La Fédération Internationale du Diabète vient de bouleverser la classification mondiale des diabètes. Une forme longtemps ignorée, liée à la sous-nutrition chronique, vient d’être officiellement baptisée « diabète de type 5 ».
Cette décision historique, prise lors du Congrès mondial du diabète à Bangkok, remet en lumière une pathologie touchant des millions de personnes oubliées. Adoptée le 8 avril 2025, cette reconnaissance officielle concerne près de 20 à 25 millions de patients, principalement en Asie et en Afrique. Contrairement au diabète de type 1 (destruction auto-immune des cellules bêta) ou au type 2 (résistance à l’insuline), le diabète de type 5 découle d’un développement pancréatique altéré dû à une dénutrition prolongée pendant l’enfance ou l’adolescence.

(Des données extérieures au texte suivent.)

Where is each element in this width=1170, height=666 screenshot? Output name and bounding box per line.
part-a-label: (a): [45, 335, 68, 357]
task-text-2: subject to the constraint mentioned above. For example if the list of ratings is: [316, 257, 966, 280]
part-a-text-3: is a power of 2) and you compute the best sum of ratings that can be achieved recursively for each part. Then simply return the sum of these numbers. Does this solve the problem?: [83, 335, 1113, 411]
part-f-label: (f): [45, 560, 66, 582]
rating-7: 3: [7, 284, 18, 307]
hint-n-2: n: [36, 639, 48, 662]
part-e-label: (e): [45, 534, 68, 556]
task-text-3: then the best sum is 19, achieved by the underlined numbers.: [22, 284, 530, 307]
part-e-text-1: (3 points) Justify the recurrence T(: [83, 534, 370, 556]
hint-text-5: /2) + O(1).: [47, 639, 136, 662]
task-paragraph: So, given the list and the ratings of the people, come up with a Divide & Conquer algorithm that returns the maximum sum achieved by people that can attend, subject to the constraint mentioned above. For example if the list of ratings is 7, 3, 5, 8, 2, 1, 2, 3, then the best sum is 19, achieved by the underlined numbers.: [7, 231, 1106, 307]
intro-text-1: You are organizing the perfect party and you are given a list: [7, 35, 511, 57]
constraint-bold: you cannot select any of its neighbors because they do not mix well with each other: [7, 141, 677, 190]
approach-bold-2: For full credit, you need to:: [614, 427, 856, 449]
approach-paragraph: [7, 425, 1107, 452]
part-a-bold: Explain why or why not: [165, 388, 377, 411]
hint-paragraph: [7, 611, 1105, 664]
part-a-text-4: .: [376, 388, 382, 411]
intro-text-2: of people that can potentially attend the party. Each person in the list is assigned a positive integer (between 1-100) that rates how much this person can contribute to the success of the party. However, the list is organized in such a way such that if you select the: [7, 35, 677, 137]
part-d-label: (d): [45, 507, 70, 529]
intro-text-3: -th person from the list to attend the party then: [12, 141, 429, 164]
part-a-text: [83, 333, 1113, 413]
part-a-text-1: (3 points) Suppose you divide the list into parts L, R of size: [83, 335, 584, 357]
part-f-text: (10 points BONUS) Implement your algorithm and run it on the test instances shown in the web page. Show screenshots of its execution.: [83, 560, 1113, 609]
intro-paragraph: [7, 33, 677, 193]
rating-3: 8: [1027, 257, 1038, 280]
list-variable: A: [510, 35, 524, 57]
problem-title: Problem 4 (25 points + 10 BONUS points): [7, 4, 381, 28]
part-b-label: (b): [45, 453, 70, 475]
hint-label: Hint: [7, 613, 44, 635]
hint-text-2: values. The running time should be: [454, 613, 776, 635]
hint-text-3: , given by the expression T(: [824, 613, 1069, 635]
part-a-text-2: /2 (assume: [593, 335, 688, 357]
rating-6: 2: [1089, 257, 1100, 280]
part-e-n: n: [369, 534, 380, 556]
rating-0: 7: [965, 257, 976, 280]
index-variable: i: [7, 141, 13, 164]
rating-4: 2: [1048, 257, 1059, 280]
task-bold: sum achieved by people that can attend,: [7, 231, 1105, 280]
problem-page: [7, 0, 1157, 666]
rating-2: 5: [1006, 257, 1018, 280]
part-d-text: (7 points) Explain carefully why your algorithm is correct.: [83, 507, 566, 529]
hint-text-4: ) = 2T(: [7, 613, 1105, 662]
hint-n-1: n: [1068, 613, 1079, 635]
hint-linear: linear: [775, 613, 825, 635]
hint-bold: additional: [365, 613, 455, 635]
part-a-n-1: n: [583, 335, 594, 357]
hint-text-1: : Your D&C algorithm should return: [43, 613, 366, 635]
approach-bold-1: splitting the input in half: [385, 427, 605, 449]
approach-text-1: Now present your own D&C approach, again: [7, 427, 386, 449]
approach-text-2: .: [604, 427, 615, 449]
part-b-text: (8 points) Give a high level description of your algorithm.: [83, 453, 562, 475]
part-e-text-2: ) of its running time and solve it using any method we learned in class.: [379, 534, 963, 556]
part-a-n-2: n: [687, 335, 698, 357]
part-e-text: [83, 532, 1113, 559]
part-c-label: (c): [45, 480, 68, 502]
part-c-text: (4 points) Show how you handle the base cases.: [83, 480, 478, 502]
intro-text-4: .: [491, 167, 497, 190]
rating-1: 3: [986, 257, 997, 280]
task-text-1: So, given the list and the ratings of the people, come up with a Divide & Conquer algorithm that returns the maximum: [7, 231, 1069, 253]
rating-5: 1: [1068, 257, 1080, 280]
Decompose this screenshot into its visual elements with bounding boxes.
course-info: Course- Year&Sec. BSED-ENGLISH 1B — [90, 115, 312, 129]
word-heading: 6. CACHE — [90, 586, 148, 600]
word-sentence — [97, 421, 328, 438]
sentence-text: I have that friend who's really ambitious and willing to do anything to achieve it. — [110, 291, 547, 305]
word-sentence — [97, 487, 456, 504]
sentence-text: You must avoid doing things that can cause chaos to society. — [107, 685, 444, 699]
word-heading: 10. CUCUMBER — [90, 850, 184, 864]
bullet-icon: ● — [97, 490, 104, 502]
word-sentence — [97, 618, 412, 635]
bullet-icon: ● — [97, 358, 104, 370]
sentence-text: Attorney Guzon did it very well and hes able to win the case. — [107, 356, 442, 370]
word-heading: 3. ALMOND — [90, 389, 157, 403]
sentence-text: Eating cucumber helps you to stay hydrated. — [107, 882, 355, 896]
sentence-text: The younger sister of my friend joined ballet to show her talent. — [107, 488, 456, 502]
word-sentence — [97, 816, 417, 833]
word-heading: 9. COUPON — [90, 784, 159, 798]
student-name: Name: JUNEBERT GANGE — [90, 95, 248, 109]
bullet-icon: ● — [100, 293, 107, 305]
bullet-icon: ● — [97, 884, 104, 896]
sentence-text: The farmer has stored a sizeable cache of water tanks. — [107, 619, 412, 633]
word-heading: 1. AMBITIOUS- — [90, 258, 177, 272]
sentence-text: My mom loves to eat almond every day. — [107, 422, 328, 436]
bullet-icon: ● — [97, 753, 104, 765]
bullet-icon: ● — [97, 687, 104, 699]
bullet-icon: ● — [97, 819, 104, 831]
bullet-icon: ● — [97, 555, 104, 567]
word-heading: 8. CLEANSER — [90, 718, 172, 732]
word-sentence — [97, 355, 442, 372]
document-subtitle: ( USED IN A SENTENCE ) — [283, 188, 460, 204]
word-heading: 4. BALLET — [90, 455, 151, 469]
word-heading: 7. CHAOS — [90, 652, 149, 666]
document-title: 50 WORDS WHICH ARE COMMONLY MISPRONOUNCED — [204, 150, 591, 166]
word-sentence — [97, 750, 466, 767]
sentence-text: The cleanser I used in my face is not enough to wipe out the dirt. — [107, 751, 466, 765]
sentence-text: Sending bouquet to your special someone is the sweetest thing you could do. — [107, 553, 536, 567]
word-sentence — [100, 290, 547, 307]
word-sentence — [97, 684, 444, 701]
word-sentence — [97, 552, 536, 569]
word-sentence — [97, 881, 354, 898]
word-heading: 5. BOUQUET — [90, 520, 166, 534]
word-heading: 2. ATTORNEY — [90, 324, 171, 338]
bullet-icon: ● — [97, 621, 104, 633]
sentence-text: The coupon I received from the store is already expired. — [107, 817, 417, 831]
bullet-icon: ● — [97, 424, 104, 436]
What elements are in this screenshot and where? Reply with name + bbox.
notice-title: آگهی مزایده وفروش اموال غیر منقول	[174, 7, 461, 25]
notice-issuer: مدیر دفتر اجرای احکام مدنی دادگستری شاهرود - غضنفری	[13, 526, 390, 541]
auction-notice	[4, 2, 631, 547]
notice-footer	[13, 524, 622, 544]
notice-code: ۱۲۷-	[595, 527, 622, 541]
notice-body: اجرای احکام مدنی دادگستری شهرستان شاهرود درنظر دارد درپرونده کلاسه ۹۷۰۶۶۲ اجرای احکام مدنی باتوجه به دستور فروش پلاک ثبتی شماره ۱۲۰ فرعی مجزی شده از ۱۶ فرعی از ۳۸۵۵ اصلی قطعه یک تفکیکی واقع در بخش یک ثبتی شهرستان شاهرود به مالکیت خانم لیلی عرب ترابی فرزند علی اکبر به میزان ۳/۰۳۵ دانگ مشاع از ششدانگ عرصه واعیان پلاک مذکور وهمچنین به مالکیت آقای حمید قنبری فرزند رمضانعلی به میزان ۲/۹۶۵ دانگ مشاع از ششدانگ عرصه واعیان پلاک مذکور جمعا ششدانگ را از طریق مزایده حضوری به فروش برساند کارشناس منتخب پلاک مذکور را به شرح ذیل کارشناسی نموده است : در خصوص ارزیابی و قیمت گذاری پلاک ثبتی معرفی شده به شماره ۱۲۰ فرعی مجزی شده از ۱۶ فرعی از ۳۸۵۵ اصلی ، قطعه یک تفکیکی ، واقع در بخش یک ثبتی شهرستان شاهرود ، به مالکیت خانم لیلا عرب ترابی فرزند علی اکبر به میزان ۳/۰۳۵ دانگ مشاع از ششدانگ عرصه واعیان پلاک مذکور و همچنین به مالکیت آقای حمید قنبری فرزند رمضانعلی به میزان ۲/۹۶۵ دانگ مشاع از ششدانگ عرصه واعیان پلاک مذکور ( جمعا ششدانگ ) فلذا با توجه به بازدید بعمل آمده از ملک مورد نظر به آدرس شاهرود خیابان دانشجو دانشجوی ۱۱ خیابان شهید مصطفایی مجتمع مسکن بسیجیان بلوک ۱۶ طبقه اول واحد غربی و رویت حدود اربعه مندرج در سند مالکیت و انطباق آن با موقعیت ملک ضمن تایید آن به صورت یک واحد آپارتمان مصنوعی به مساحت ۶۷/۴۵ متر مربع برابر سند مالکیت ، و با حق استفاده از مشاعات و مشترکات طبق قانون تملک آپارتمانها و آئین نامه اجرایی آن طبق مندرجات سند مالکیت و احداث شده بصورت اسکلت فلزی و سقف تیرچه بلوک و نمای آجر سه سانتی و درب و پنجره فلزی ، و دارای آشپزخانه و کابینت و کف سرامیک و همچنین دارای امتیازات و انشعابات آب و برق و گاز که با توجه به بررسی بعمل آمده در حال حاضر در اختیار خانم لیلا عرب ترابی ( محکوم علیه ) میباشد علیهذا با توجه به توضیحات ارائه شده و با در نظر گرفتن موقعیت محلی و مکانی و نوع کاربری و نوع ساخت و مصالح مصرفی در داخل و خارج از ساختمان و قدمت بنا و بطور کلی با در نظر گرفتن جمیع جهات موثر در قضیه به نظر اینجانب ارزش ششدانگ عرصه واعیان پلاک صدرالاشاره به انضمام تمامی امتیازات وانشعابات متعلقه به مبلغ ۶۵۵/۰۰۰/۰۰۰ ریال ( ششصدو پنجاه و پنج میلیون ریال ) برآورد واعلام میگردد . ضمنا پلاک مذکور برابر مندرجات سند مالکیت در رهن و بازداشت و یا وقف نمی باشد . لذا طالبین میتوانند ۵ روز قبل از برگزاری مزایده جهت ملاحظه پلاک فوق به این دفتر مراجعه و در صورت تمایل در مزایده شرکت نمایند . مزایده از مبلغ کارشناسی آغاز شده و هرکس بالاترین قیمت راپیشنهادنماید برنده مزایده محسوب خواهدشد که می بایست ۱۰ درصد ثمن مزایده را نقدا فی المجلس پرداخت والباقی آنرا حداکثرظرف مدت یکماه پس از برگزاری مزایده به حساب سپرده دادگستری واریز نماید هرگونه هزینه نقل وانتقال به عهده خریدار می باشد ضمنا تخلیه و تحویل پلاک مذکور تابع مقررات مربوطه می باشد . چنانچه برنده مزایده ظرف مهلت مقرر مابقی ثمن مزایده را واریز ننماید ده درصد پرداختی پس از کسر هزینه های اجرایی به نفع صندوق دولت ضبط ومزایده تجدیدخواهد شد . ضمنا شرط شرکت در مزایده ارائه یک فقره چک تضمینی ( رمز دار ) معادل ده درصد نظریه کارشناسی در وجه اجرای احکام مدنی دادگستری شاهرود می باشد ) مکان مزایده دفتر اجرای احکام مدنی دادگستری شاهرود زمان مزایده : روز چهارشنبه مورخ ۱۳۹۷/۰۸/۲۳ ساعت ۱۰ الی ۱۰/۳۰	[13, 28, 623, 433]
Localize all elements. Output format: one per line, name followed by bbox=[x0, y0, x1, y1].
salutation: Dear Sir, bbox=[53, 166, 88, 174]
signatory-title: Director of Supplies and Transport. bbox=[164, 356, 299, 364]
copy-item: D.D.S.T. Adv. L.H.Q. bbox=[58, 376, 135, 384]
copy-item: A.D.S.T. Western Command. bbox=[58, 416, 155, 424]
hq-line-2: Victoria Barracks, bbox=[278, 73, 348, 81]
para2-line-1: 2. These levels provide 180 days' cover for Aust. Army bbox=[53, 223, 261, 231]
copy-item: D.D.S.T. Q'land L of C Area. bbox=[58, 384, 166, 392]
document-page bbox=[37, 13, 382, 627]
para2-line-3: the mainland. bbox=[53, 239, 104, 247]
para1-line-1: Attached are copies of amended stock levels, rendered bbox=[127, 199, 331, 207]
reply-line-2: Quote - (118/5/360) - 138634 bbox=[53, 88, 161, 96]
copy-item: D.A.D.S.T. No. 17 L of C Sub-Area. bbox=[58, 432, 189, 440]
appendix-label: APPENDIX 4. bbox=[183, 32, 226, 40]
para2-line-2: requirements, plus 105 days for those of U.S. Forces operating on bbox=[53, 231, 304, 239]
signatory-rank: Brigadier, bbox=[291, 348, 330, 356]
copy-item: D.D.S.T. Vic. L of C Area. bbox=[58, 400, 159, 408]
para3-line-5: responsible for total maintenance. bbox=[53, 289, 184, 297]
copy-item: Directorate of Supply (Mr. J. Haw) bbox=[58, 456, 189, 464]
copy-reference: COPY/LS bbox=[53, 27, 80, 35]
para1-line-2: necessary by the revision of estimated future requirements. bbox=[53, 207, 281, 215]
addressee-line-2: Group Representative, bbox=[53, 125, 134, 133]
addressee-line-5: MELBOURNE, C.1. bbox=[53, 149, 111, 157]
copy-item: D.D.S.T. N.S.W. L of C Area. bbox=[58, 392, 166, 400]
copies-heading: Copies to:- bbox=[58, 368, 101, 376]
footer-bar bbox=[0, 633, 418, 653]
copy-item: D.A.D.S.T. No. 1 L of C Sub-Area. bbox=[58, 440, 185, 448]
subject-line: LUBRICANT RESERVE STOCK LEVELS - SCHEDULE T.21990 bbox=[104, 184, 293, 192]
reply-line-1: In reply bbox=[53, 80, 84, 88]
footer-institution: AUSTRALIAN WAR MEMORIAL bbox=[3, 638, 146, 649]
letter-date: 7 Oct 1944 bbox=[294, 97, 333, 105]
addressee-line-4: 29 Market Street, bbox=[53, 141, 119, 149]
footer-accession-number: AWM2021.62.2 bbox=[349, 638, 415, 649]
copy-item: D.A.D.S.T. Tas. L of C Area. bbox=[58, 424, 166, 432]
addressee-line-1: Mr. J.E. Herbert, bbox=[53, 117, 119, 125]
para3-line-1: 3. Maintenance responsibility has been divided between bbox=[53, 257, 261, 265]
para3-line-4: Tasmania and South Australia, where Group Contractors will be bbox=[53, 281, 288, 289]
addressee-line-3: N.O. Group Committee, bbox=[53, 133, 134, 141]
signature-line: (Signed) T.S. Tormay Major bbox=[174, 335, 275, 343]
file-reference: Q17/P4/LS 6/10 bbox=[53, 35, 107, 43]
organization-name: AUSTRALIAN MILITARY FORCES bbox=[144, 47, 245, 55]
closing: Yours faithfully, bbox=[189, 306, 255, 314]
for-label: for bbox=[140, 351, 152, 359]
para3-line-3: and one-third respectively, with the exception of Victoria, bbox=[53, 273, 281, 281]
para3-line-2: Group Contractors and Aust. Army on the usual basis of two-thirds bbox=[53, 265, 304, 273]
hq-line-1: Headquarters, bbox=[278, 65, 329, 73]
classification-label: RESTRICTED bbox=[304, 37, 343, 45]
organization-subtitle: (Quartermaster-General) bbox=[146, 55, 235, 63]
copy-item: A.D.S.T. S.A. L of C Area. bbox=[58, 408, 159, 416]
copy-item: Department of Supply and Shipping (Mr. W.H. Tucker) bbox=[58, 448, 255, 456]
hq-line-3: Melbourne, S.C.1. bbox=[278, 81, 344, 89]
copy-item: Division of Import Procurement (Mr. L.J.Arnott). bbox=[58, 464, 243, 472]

Ces patients sont souvent jeunes, maigres et issus de milieux défavorisés, un profil longtemps mal compris.
Un long chemin scientifique jalonné de doutes
L’histoire commence en 1955 avec Hugh-Jones en Jamaïque, qui décrit des cas de diabète atypiques ne correspondant ni au type 1 ni au type 2. Des décennies plus tard, Tripathy, Kar, Khardori et Bajaj confirment le lien probable avec la malnutrition, tandis que l’OMS reconnaît brièvement ce diabète en 1985 avant de retirer cette classification en 1999, faute de preuves standardisées. Ce va-et-vient a freiné la recherche et la prise en charge clinique.
Des travaux récents qui changent la donne
En 2022, une étude dirigée par Meredith Hawkins (Albert Einstein College of Medicine) démontre un profil métabolique distinct : le problème n’est pas une résistance à l’insuline mais une sécrétion insuffisante, confirmant les hypothèses anciennes. Ces résultats ont poussé la FID à agir : un groupe de travail international, coprésidé par Meredith Hawkins et Nihal Thomas (Inde), devra publier d’ici deux ans des critères diagnostiques et des recommandations thérapeutiques.
Des enjeux cliniques cruciaux
Une confusion avec le diabète de type 1 peut être dramatique : des doses élevées d’insuline, standard pour le DT1, risquent de mettre en danger un patient DT5. Les spécialistes préconisent de faibles doses d’insuline combinées à des antidiabétiques oraux et à une alimentation riche en protéines. Cette approche reste à confirmer par des essais cliniques, mais elle ouvre une voie adaptée pour des régions où les ressources médicales sont limitées.
Un symbole d’équité en santé
Pour les experts, cette reconnaissance est un pas décisif pour les populations vulnérables souvent absentes des grandes recommandations médicales. Elle incite à investir dans la recherche, à former les professionnels de santé et à adapter les stratégies de prise en charge aux réalités locales. Au-delà d’un simple changement de nom, ce « type 5 » rappelle que la pauvreté et la sous-nutrition ont des conséquences métaboliques profondes et longtemps ignorées.